I share these kinds of principles with couples in counseling, men in discipleship, and my congregation in my preaching. And I’d like to share some basic (but essential) principles of healthy relationships here on my blog as well. Do remember that each of these flows directly out of the New Testament’s descriptions of what a born-again and Spirit-filled believer is supposed to look like.
Here’s the first…
It’s Not About Me
Earth-shattering, I know, but we live in selfish times, and perhaps more than ever, Christians are being influenced by the world around us to think selfishly and to look out for self. Philippians 2, however, presents to us a Christ who was completely selfless when He went to the cross as the ultimate example of how we should live our lives. “Let each esteem others better than himself. Let each of you look out not only for his own interests, but also for the interests of others.” (vs. 3-4)

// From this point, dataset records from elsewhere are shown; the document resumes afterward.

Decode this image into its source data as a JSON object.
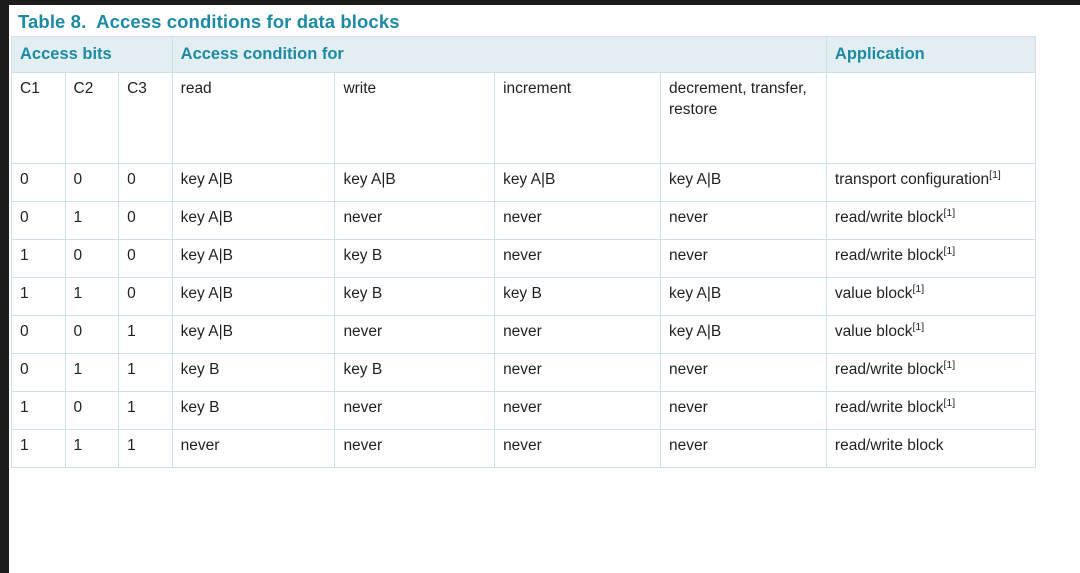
{
  "title": "Table 8.  Access conditions for data blocks",
  "header": {
    "group_access_bits": "Access bits",
    "group_access_condition": "Access condition for",
    "group_application": "Application",
    "columns": {
      "c1": "C1",
      "c2": "C2",
      "c3": "C3",
      "read": "read",
      "write": "write",
      "increment": "increment",
      "decrement": "decrement, transfer, restore",
      "application": ""
    }
  },
  "rows": [
    {
      "c1": "0",
      "c2": "0",
      "c3": "0",
      "read": "key A|B",
      "write": "key A|B",
      "increment": "key A|B",
      "decrement": "key A|B",
      "application": "transport configuration",
      "application_note": "[1]"
    },
    {
      "c1": "0",
      "c2": "1",
      "c3": "0",
      "read": "key A|B",
      "write": "never",
      "increment": "never",
      "decrement": "never",
      "application": "read/write block",
      "application_note": "[1]"
    },
    {
      "c1": "1",
      "c2": "0",
      "c3": "0",
      "read": "key A|B",
      "write": "key B",
      "increment": "never",
      "decrement": "never",
      "application": "read/write block",
      "application_note": "[1]"
    },
    {
      "c1": "1",
      "c2": "1",
      "c3": "0",
      "read": "key A|B",
      "write": "key B",
      "increment": "key B",
      "decrement": "key A|B",
      "application": "value block",
      "application_note": "[1]"
    },
    {
      "c1": "0",
      "c2": "0",
      "c3": "1",
      "read": "key A|B",
      "write": "never",
      "increment": "never",
      "decrement": "key A|B",
      "application": "value block",
      "application_note": "[1]"
    },
    {
      "c1": "0",
      "c2": "1",
      "c3": "1",
      "read": "key B",
      "write": "key B",
      "increment": "never",
      "decrement": "never",
      "application": "read/write block",
      "application_note": "[1]"
    },
    {
      "c1": "1",
      "c2": "0",
      "c3": "1",
      "read": "key B",
      "write": "never",
      "increment": "never",
      "decrement": "never",
      "application": "read/write block",
      "application_note": "[1]"
    },
    {
      "c1": "1",
      "c2": "1",
      "c3": "1",
      "read": "never",
      "write": "never",
      "increment": "never",
      "decrement": "never",
      "application": "read/write block",
      "application_note": ""
    }
  ],
  "colors": {
    "accent": "#1d8aa3",
    "header_bg": "#e2eef1",
    "border": "#cfe0e6",
    "text": "#231f20",
    "page_edge": "#1c1c1c"
  }
}
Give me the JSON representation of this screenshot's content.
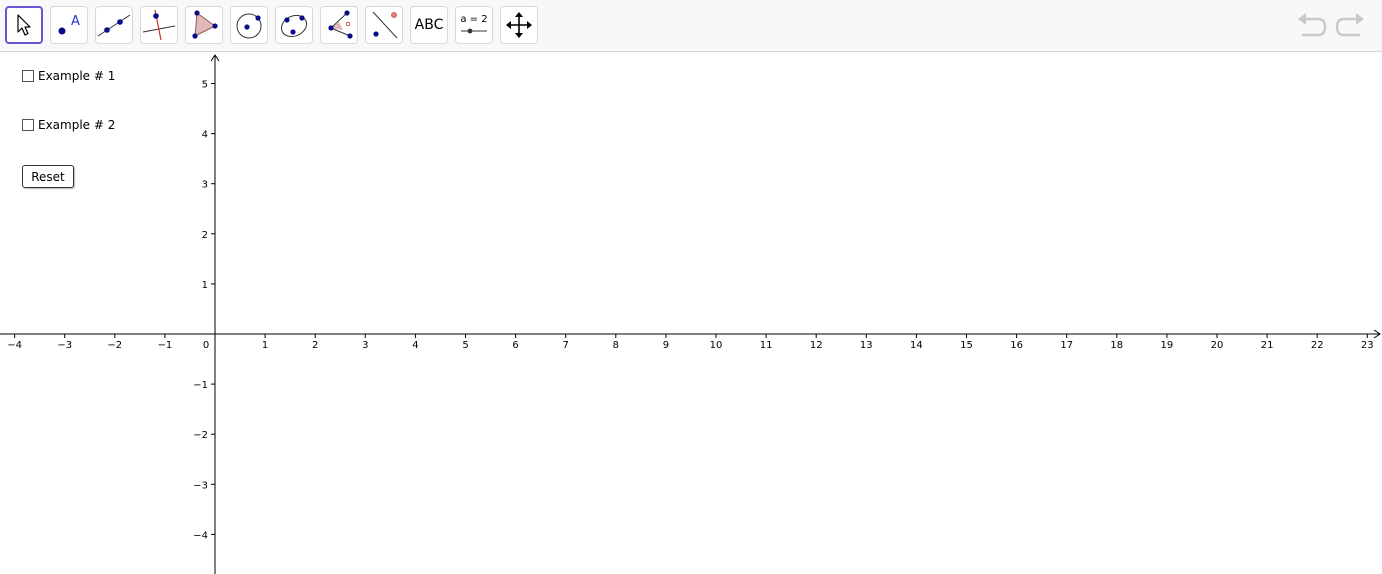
{
  "toolbar": {
    "tools": [
      {
        "name": "move-tool",
        "icon": "arrow-pointer-icon"
      },
      {
        "name": "point-tool",
        "icon": "point-a-icon",
        "label": "A"
      },
      {
        "name": "line-tool",
        "icon": "line-through-points-icon"
      },
      {
        "name": "perpendicular-line-tool",
        "icon": "perpendicular-line-icon"
      },
      {
        "name": "polygon-tool",
        "icon": "polygon-icon"
      },
      {
        "name": "circle-tool",
        "icon": "circle-center-point-icon"
      },
      {
        "name": "conic-tool",
        "icon": "ellipse-icon"
      },
      {
        "name": "angle-tool",
        "icon": "angle-icon"
      },
      {
        "name": "reflect-tool",
        "icon": "reflect-about-line-icon"
      },
      {
        "name": "text-tool",
        "icon": "text-icon",
        "label": "ABC"
      },
      {
        "name": "slider-tool",
        "icon": "slider-icon",
        "label": "a = 2"
      },
      {
        "name": "move-graphics-view-tool",
        "icon": "move-arrows-icon"
      }
    ],
    "active_tool": 0,
    "undo_icon": "undo-icon",
    "redo_icon": "redo-icon"
  },
  "controls": {
    "checkbox1_label": "Example # 1",
    "checkbox2_label": "Example # 2",
    "reset_label": "Reset"
  },
  "graph": {
    "x_ticks": [
      "−4",
      "−3",
      "−2",
      "−1",
      "1",
      "2",
      "3",
      "4",
      "5",
      "6",
      "7",
      "8",
      "9",
      "10",
      "11",
      "12",
      "13",
      "14",
      "15",
      "16",
      "17",
      "18",
      "19",
      "20",
      "21",
      "22",
      "23"
    ],
    "x_tick_values": [
      -4,
      -3,
      -2,
      -1,
      1,
      2,
      3,
      4,
      5,
      6,
      7,
      8,
      9,
      10,
      11,
      12,
      13,
      14,
      15,
      16,
      17,
      18,
      19,
      20,
      21,
      22,
      23
    ],
    "y_ticks": [
      "5",
      "4",
      "3",
      "2",
      "1",
      "−1",
      "−2",
      "−3",
      "−4"
    ],
    "y_tick_values": [
      5,
      4,
      3,
      2,
      1,
      -1,
      -2,
      -3,
      -4
    ],
    "origin_label": "0",
    "colors": {
      "accent": "#6557d2",
      "point": "#0b0b8a",
      "fill": "#e0b8b8",
      "red": "#cc3322"
    }
  }
}
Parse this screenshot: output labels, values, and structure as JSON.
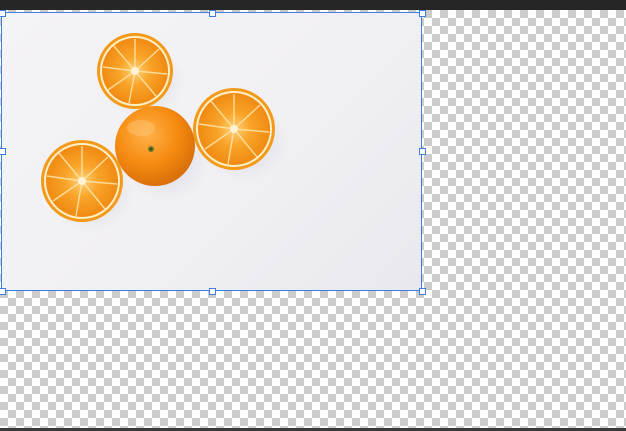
{
  "document": {
    "layer": "oranges-photo",
    "background": "transparent-checkerboard"
  },
  "colors": {
    "selection": "#3f7de0",
    "orange_peel": "#f08a12",
    "orange_flesh": "#f7a323",
    "pith": "#ffe9b8",
    "photo_bg": "#f2f1f5"
  },
  "icons": {
    "transform_handle": "square-handle"
  }
}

Notice that Paul wasn’t recommend we ignore our needs, which usually leads to frustration and bitterness. Instead, he advised that we consider others the priority over self, and that as we were looking out for our interests, that we also consider the interests of others.
As a Pastor, I’m bombarded by questions from potential church attendees all asking this basic question, “What do you have for me?” People get married so they can receive happiness from a person. We seek jobs and choose colleges because of the personal benefits to us. The problem is that we’re trained to ask, “What’s in it for me?”
The day we realize that it’s not all about us is the day we start contributing something to the health of our marriages and families, our churches, and our communities.
Die to self.
Set self aside.
Move your focus to Christ on His throne and others around you. You’ll be amazed at the results.